Anzo Unstructured Requirements
The Anzo Unstructured (AU) infrastructure is highly customizable and scalable. The number, size, and configuration of the servers in the environment depends on your unstructured data size, pipeline workload, and performance expectations. This topic provides guidance on determining the infrastructure to deploy as well as the requirements for each of the AU components. For an introduction to the AU architecture and pipeline process, see Anzo Unstructured Data Onboarding Process.
AU requires two programs that are installed separately from Anzo:
- An Anzo Unstructured cluster for processing the incoming data. See Anzo Unstructured Cluster Requirements and Recommendations.
- Elasticsearch for indexing and searching unstructured document contents. See Elasticsearch Requirements and Recommendations.
Anzo Unstructured Cluster Requirements and Recommendations
An Anzo Unstructured (AU) cluster consists of one Leader instance and one or more Worker instances. Cambridge Semantics provides an installation script for installing the AU software. In an AU cluster:
- The Leader instance is a lightweight program and is typically installed on the Anzo host server.
- The Worker instances require significant resources to process the unstructured documents and are typically installed on dedicated servers.
Consider the size of your unstructured data workload when deploying Worker host servers. Each Worker instance can have multiple server instances to process documents.
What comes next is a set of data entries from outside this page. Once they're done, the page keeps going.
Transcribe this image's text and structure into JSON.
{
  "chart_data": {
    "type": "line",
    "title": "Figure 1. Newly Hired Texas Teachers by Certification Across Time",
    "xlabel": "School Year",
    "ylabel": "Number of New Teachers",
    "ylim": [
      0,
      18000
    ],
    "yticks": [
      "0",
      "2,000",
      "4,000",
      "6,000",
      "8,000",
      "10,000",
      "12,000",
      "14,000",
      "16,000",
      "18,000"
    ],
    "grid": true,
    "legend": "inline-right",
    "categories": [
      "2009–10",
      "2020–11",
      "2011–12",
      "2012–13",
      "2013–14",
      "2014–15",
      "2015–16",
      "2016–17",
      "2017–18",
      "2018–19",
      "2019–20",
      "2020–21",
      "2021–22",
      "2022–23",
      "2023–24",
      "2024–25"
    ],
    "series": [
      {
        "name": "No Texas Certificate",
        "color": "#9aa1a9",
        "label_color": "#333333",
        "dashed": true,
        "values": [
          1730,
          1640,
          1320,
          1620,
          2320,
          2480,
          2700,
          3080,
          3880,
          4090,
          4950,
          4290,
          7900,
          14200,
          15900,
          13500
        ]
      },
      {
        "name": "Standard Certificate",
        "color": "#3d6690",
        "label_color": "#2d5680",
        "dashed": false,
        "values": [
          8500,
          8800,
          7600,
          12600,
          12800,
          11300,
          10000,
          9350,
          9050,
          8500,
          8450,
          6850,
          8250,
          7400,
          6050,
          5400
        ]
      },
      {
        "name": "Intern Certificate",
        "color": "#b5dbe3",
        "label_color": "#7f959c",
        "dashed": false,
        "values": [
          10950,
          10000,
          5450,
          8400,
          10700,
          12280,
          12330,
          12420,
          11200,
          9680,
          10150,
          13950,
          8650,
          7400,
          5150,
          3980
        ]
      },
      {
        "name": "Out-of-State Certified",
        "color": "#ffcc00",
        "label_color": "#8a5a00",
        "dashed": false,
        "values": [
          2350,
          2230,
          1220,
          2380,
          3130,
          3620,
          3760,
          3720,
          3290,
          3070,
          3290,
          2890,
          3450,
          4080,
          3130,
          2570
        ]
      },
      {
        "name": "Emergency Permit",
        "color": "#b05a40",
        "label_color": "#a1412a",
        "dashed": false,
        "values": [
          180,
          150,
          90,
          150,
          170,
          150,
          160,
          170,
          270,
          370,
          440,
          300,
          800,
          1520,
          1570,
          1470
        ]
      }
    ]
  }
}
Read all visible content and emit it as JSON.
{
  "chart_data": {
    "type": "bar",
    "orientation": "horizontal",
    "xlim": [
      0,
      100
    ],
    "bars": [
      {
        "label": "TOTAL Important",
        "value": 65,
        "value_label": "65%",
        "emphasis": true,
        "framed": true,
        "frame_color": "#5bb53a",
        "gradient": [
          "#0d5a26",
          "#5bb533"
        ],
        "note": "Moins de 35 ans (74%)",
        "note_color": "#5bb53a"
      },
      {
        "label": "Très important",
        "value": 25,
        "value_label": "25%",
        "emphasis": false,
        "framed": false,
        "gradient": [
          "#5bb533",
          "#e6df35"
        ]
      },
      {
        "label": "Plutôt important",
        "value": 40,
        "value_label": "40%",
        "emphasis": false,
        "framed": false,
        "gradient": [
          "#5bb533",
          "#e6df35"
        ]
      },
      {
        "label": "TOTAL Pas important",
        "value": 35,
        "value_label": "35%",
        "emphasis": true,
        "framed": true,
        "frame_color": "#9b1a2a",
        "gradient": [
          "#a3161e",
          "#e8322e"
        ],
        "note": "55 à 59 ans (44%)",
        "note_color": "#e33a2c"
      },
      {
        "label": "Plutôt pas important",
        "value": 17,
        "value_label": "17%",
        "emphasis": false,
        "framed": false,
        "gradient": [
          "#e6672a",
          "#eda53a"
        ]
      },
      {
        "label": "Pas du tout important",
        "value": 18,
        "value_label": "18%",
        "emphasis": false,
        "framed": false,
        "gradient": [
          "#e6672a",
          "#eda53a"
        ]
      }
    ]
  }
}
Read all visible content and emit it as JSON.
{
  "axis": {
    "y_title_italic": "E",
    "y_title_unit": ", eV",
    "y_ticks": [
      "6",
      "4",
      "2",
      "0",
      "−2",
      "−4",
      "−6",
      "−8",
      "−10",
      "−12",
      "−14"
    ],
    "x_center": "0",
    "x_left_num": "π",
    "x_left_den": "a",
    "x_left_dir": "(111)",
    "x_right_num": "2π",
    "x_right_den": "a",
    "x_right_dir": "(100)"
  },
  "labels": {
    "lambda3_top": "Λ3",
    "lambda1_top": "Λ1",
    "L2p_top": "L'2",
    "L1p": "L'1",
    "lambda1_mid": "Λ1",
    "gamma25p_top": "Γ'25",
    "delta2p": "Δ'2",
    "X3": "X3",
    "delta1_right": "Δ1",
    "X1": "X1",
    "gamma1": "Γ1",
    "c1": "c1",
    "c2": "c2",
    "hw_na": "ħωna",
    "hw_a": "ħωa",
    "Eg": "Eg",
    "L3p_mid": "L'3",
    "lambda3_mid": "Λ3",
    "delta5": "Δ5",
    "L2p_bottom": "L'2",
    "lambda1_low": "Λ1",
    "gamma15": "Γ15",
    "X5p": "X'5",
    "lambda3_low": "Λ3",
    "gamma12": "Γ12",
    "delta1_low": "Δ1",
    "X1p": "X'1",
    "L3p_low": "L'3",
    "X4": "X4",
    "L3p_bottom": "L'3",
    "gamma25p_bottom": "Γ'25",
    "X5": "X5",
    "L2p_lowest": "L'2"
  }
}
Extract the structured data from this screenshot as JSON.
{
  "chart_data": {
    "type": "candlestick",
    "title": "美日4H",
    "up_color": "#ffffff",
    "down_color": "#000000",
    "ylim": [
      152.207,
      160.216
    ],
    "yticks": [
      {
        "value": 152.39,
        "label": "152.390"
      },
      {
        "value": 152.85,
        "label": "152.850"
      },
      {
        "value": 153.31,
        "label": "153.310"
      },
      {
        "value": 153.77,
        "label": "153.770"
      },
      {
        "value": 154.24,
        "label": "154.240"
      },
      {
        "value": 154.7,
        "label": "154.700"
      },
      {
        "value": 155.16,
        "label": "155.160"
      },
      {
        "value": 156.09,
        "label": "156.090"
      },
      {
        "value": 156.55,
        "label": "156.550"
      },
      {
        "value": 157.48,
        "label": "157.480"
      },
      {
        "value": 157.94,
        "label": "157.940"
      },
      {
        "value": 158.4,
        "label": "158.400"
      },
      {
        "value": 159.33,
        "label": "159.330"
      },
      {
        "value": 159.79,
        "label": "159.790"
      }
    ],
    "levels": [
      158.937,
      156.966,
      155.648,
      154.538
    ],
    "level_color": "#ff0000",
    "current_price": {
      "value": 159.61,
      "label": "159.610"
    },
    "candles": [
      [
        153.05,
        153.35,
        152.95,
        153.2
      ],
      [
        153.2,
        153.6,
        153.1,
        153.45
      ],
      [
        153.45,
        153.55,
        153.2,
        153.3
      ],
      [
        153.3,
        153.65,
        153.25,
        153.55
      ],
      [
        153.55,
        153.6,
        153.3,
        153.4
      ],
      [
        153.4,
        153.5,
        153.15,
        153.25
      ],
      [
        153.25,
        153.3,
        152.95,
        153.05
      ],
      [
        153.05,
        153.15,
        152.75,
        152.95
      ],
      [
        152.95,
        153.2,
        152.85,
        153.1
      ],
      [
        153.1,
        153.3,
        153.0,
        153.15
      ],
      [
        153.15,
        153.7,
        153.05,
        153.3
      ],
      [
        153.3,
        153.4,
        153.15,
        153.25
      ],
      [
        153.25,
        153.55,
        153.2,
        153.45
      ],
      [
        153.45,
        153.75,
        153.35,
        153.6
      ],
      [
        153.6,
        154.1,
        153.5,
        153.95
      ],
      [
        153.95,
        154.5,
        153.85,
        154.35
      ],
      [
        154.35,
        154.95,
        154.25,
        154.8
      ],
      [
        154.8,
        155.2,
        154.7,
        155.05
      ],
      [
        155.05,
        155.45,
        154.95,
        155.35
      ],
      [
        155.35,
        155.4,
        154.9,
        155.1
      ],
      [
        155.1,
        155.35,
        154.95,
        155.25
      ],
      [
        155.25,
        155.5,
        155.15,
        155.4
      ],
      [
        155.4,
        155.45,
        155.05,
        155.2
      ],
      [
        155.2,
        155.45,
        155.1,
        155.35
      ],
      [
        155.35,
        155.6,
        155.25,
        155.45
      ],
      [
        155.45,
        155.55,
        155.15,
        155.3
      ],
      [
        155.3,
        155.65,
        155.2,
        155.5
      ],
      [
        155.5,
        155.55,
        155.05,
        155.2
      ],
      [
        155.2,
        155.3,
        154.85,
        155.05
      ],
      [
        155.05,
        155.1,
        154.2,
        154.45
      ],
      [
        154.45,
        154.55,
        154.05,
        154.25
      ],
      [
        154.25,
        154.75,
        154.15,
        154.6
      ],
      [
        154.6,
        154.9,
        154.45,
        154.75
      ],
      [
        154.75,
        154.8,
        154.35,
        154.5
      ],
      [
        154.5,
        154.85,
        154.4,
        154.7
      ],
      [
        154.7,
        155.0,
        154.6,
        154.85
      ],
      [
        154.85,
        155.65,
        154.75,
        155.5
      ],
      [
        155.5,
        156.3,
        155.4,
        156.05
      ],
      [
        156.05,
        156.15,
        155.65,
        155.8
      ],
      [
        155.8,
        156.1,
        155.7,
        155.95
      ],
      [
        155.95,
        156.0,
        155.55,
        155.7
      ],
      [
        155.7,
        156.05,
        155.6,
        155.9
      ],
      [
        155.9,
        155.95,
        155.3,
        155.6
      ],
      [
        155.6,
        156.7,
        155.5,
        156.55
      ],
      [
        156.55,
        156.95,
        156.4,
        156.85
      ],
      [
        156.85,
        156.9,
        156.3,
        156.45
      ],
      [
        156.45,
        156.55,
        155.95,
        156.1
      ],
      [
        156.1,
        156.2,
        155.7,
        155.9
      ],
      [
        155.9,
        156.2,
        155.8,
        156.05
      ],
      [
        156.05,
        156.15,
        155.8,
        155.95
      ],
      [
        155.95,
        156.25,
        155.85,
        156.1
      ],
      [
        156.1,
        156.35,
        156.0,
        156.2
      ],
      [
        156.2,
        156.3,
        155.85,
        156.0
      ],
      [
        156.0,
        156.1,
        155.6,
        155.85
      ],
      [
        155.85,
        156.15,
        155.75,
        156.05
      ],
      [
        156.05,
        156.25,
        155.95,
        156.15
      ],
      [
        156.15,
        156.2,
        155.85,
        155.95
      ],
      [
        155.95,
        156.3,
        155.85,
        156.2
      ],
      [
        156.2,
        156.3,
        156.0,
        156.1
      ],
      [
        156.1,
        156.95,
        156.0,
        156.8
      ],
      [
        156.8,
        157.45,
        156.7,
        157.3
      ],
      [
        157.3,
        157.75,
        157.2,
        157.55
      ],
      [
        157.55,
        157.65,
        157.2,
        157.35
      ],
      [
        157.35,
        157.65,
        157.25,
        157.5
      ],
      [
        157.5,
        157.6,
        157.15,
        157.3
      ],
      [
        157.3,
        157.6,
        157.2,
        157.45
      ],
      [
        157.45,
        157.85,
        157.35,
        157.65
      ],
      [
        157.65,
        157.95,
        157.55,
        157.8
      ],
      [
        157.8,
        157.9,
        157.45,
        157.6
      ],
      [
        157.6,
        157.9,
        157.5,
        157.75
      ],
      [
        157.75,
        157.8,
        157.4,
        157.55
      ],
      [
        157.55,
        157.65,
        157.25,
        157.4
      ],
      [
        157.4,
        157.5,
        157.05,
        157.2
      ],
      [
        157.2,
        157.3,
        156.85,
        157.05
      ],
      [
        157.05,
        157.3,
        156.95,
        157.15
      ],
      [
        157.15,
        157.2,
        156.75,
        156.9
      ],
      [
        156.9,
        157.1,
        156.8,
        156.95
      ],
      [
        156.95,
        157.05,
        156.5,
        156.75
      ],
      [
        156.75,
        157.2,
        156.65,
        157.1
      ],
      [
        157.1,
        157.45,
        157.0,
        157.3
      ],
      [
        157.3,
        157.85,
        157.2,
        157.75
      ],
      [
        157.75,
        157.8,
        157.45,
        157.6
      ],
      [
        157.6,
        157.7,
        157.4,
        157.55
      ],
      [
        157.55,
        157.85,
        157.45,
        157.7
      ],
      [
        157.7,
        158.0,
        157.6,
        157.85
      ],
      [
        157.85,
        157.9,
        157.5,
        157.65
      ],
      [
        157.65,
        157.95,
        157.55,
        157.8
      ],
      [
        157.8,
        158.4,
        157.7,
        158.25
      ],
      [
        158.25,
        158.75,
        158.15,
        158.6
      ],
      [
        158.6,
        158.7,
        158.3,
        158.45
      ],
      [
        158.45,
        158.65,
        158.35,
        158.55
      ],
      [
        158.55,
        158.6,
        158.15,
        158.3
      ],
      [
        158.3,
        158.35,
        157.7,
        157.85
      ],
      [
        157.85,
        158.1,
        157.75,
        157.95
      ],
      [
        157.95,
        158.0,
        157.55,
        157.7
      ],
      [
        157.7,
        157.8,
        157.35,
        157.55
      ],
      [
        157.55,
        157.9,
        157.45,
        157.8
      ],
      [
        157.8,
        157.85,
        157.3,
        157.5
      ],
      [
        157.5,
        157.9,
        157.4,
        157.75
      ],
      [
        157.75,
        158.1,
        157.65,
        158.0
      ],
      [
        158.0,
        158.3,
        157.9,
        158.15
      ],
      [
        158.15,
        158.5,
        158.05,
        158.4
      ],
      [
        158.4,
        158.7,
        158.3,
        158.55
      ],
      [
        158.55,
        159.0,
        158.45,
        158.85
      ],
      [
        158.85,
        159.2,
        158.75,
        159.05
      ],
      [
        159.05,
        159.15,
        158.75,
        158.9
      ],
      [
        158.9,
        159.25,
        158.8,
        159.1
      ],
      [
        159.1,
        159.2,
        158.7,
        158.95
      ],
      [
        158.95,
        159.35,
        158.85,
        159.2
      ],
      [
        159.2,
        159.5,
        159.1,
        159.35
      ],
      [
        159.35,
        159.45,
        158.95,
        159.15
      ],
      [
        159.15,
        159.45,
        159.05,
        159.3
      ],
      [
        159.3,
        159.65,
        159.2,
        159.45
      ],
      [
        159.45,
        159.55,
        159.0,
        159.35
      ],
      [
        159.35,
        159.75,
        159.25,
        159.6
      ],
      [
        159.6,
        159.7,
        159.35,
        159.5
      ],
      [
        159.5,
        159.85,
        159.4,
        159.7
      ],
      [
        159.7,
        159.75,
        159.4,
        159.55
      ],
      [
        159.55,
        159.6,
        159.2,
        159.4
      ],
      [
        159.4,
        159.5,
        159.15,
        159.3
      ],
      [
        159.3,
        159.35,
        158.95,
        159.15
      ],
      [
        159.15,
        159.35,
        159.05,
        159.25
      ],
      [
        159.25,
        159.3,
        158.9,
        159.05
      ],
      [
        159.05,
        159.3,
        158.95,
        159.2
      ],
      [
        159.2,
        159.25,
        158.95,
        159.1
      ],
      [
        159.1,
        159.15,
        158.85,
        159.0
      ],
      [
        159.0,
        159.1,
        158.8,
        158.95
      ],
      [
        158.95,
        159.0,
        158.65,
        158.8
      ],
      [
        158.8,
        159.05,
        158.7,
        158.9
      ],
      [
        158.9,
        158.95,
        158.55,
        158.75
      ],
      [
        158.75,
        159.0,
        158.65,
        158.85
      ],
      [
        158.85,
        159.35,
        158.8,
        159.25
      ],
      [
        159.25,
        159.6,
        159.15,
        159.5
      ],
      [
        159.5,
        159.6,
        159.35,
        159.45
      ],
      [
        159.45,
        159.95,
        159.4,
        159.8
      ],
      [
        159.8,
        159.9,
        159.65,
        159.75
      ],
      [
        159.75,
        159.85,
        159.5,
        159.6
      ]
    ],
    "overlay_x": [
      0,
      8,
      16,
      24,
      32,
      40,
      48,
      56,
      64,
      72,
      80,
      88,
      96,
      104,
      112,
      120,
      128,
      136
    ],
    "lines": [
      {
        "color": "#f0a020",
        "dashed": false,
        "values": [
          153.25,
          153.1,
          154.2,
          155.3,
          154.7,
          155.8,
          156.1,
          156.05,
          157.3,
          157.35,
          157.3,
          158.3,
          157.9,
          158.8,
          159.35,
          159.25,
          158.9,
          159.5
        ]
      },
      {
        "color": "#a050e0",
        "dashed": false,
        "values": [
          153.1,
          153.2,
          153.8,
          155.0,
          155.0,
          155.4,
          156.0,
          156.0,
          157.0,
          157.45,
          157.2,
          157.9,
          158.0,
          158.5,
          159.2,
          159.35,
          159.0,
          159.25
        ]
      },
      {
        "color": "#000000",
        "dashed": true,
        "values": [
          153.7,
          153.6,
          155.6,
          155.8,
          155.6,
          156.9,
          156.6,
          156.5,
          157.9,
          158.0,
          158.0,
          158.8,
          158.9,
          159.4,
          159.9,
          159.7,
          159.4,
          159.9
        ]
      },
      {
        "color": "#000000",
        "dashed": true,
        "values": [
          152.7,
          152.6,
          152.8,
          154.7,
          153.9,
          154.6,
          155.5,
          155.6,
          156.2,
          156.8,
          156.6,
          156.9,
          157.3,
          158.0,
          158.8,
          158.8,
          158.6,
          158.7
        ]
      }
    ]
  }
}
The table below lists the requirements for Anzo Unstructured Worker servers:
Component | Requirement |
---|---|
Operating System | RHEL/CentOS 7.5+ Cambridge Semantics recommends that you tune the ulimits for your Linux distribution to increase the limits for certain resources. See Configure User Resource Limits for more information. |
CPU | 4+ cores |
RAM | 16+ GB |
Disk Space | 10+ GB |
File System | The Anzo file store (shared file system) must be accessible from each AU server in the cluster. For more information about the shared file system, see Deploying the Shared File System. |
Do not run any other software, including anti-virus software, on the Anzo Unstructured Worker servers. Additional programs running on the Worker nodes may severely impact the performance of Unstructured Pipelines.
For instructions on installing Anzo Unstructured, see Installing Anzo Unstructured.
Elasticsearch Requirements and Recommendations
Anzo Unstructured uses the Elasticsearch engine to build an index after an unstructured pipeline runs and for running searches on unstructured data that is onboarded to Anzo. When choosing an Elasticsearch host server, consider the following information:
- Generating the index is a lightweight operation compared to document search operations. If you have a light unstructured data workload and do not perform text searches on large amounts of data, installing an Elasticsearch engine on the Anzo host server might be sufficient.
- If you onboard a large number of unstructured documents and plan to perform text searches across a large amount of data, Cambridge Semantics recommends that you install Elasticsearch on a dedicated server.
The table below list the Elasticsearch server requirements:
Component | Requirement |
---|---|
Elasticsearch Version | 7.1.1 |
CPU | 8+ cores |
RAM | 64+ GB |
Disk Space | 100+ GB |
Ports | By default, the port range for Elasticsearch requests (http.port) is 9200-9300. If port 9200 is not available when Elasticsearch is started, Elasticsearch tries 9201 and so on until it finds an accessible port. The Anzo server and the AnzoGraph leader server need to be able to access Elasticsearch on the HTTP request port that Elasticsearch uses. |
File System | The Anzo file store (shared file system) must be accessible from each Elasticsearch server. For more information about the shared file system, see Deploying the Shared File System. |
For instructions on installing Elasticsearch, see Installing and Configuring Elasticsearch.